Risk Control should be part of an organisation’s corporate culture. In this regard, the board and management should not just ensure that the achievement of goals are in the short term alone, but also put into consideration important factors such as;
- Compliance with stipulated regulations, mitigation of risks and the financial implications on the organization in the long term
- Give rewards or incentives tied to only performance without consideration of risk
- Consider risk officers relevant and important in the organization
- Proper reprimands upon violation of the policies and procedures of the organization or undermine the intention of this policy
Assessment of the Internal Control System
Every organization is expected to have a sound internal control system which remains one of the main elements of an effective management system. Auditors and stakeholders of an organization can put greater reliance on the financial and non-financial report if a good internal control system exists in the accounting system. Internal control lapses exist when the design or operation of a control does not prevent or detect a material misstatement effectively.

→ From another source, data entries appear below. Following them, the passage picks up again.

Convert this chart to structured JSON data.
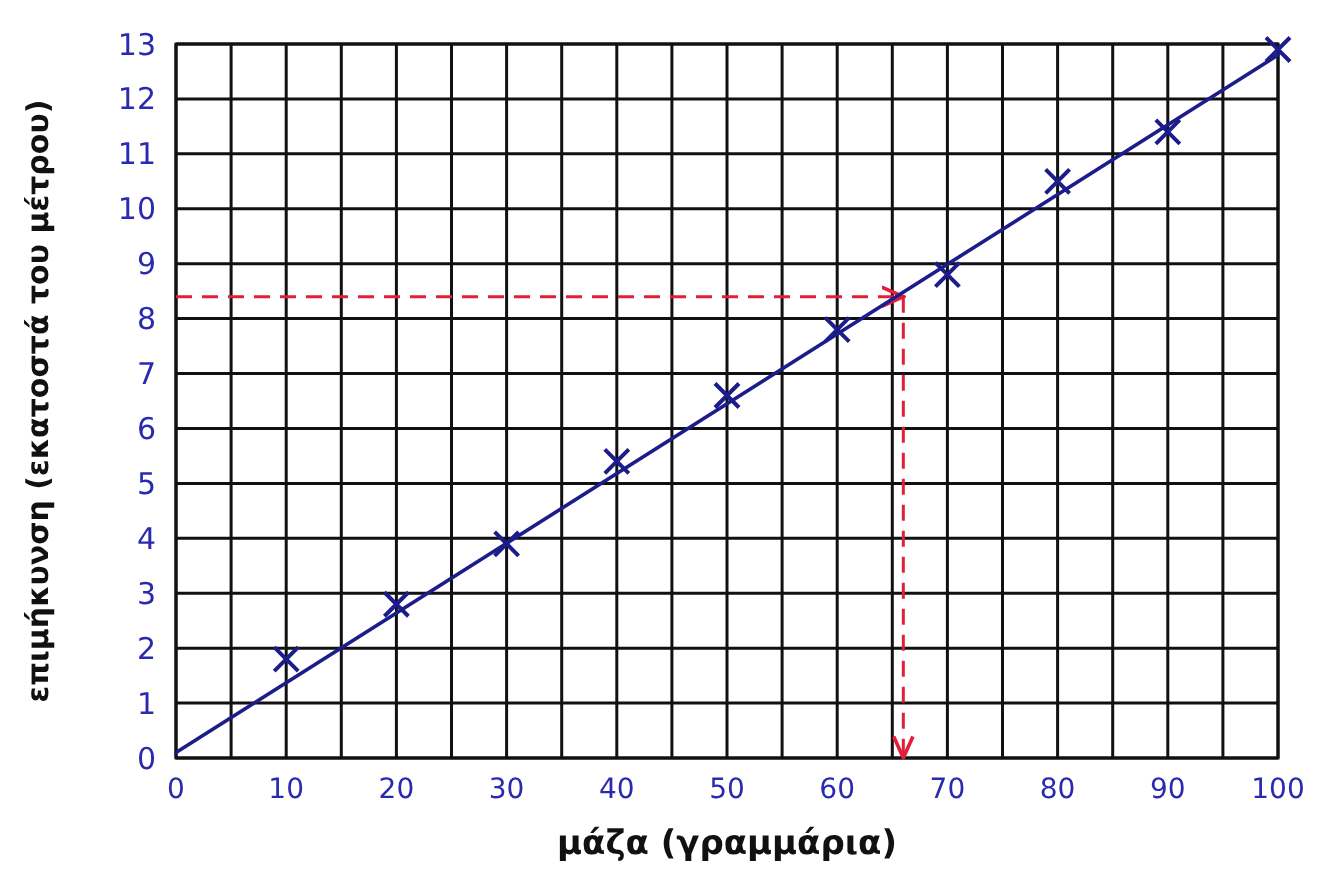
{
  "chart_data": {
    "type": "scatter",
    "xlabel": "μάζα (γραμμάρια)",
    "ylabel": "επιμήκυνση (εκατοστά του μέτρου)",
    "x": [
      10,
      20,
      30,
      40,
      50,
      60,
      70,
      80,
      90,
      100
    ],
    "series": [
      {
        "color": "#1c1c8a",
        "marker": "cross",
        "values": [
          1.8,
          2.8,
          3.9,
          5.4,
          6.6,
          7.8,
          8.8,
          10.5,
          11.4,
          12.9
        ]
      },
      {
        "type": "line",
        "color": "#1c1c8a",
        "x": [
          0,
          100
        ],
        "values": [
          0.1,
          12.8
        ],
        "line_style": "solid"
      }
    ],
    "xlim": [
      0,
      100
    ],
    "ylim": [
      0,
      13
    ],
    "xticks": [
      0,
      {
        "value": 5,
        "label": null
      },
      10,
      {
        "value": 15,
        "label": null
      },
      20,
      {
        "value": 25,
        "label": null
      },
      30,
      {
        "value": 35,
        "label": null
      },
      40,
      {
        "value": 45,
        "label": null
      },
      50,
      {
        "value": 55,
        "label": null
      },
      60,
      {
        "value": 65,
        "label": null
      },
      70,
      {
        "value": 75,
        "label": null
      },
      80,
      {
        "value": 85,
        "label": null
      },
      90,
      {
        "value": 95,
        "label": null
      },
      100
    ],
    "yticks": [
      0,
      1,
      2,
      3,
      4,
      5,
      6,
      7,
      8,
      9,
      10,
      11,
      12,
      13
    ],
    "grid": true,
    "ref_lines": [
      {
        "axis": "y",
        "value": 8.4,
        "color": "#e0203a",
        "line_style": "dashed"
      },
      {
        "axis": "x",
        "value": 66,
        "color": "#e0203a",
        "line_style": "dashed"
      }
    ]
  }
}
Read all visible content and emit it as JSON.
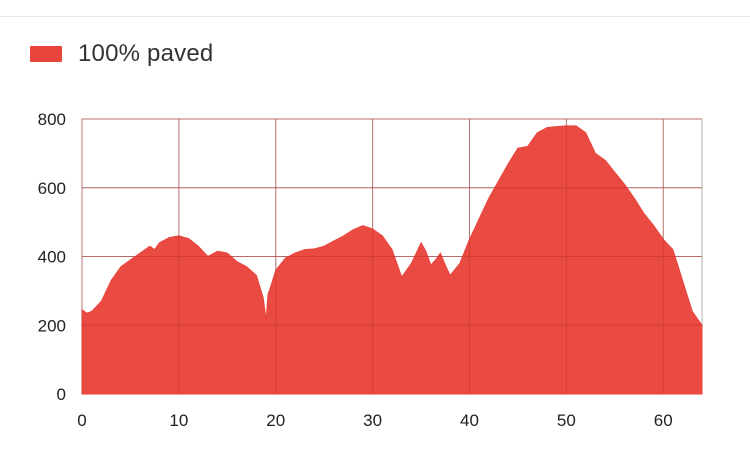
{
  "legend": {
    "label": "100% paved",
    "color": "#e8453c"
  },
  "chart_data": {
    "type": "area",
    "title": "",
    "xlabel": "",
    "ylabel": "",
    "xlim": [
      0,
      64
    ],
    "ylim": [
      0,
      800
    ],
    "x_ticks": [
      0,
      10,
      20,
      30,
      40,
      50,
      60
    ],
    "y_ticks": [
      0,
      200,
      400,
      600,
      800
    ],
    "grid": true,
    "legend_position": "top-left",
    "series": [
      {
        "name": "100% paved",
        "color": "#e8453c",
        "x": [
          0,
          0.5,
          1,
          2,
          3,
          4,
          5,
          6,
          7,
          7.5,
          8,
          9,
          10,
          11,
          12,
          13,
          14,
          15,
          16,
          17,
          18,
          18.7,
          19,
          19.2,
          19.4,
          20,
          21,
          22,
          23,
          24,
          25,
          26,
          27,
          28,
          29,
          30,
          31,
          32,
          33,
          34,
          35,
          35.5,
          36,
          36.5,
          37,
          37.5,
          38,
          39,
          40,
          41,
          42,
          43,
          44,
          45,
          46,
          47,
          48,
          49,
          50,
          51,
          52,
          53,
          54,
          55,
          56,
          57,
          58,
          59,
          60,
          61,
          62,
          63,
          64
        ],
        "values": [
          245,
          235,
          240,
          270,
          330,
          370,
          390,
          410,
          430,
          420,
          440,
          455,
          460,
          452,
          430,
          400,
          415,
          410,
          385,
          370,
          345,
          280,
          215,
          290,
          305,
          360,
          395,
          410,
          420,
          422,
          430,
          445,
          460,
          478,
          490,
          480,
          460,
          420,
          340,
          380,
          440,
          415,
          375,
          390,
          410,
          375,
          345,
          380,
          450,
          510,
          570,
          620,
          670,
          715,
          720,
          760,
          775,
          778,
          780,
          780,
          760,
          700,
          680,
          645,
          610,
          570,
          525,
          490,
          450,
          420,
          330,
          240,
          200
        ]
      }
    ]
  }
}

Failure of management to put in place systems to identify or correct control lapses can have an adverse effect on the organisation, damaging the integrity of financial reports, impairing public and investor judgement, and destabilizing capital markets. Management and the board are responsible for setting the tone at the top to ensure that there is reasonable assurance in the effectiveness of internal control and risk management.
A deficiency exists in the design when the control is completely missing or when the control put in place is not properly designed, while a deficiency exists in operating activities when the control is properly designed but does not operate as designed, and the personnel responsible for performing the control does not possess the necessary skill and competency. If an auditor has identified a deficiency, the severity of the deficiency must be assessed according to two factors: likelihood and impact. How likely is it that the deficient control will not prevent or detect a material misstatement, and what is the impact of the potential misstatement resulting from the deficiency? It is crucial that auditors identify the complete population of transactions that a control is intended to address, with this information, the number and size of misstatements caused by the deficient control can be correctly assessed.

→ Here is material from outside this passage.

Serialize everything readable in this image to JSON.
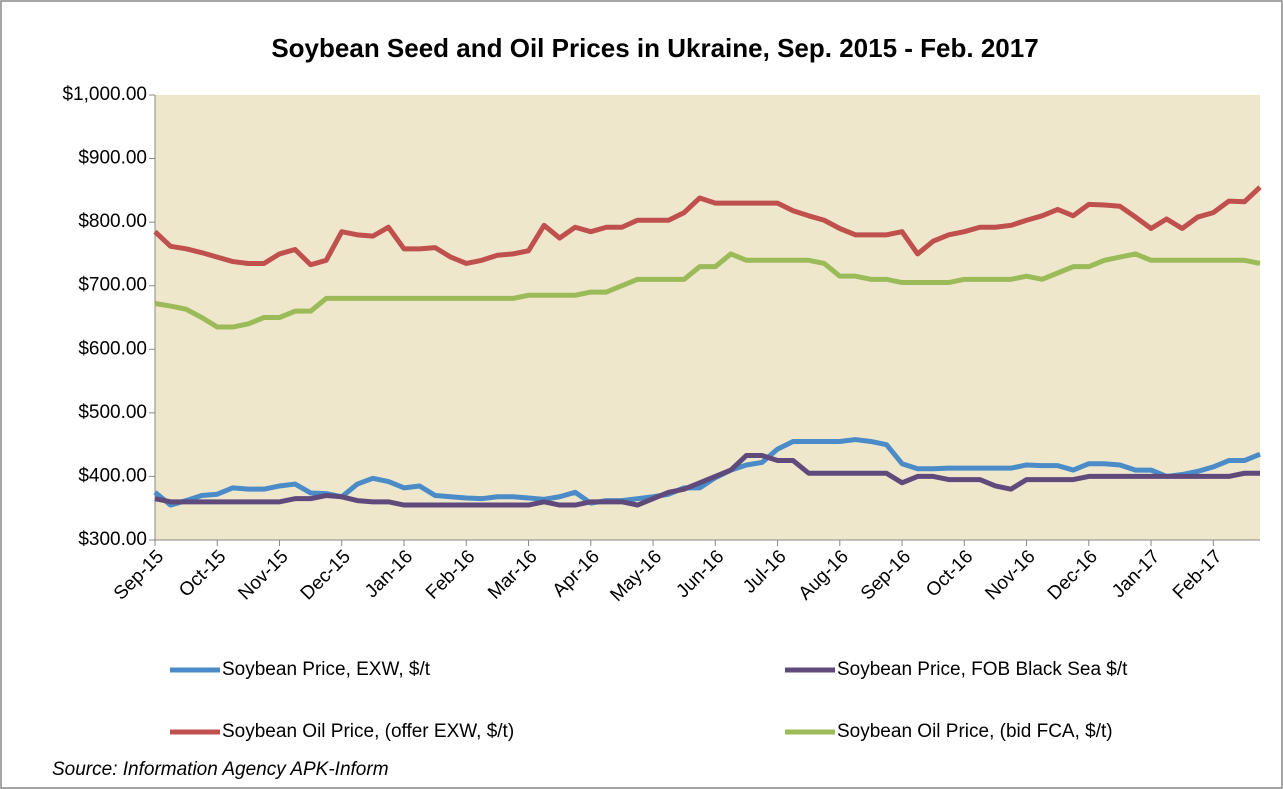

After the auditor has determined the risks of material misstatement due to deficient controls, they must design and perform further audit procedures that respond to the organisation’s specific control-related risks. Reducing an organisation’s risk level to an acceptable level may require carrying out further compliance and substantive testing even after reliance on controls.
Conclusion
Companies that invest in regular evaluation of their internal controls will be better positioned to identify and mitigate risks. This ensures business objectives are met, compliance with regulations, protecting not only their reputation but also building consumer and investor confidence.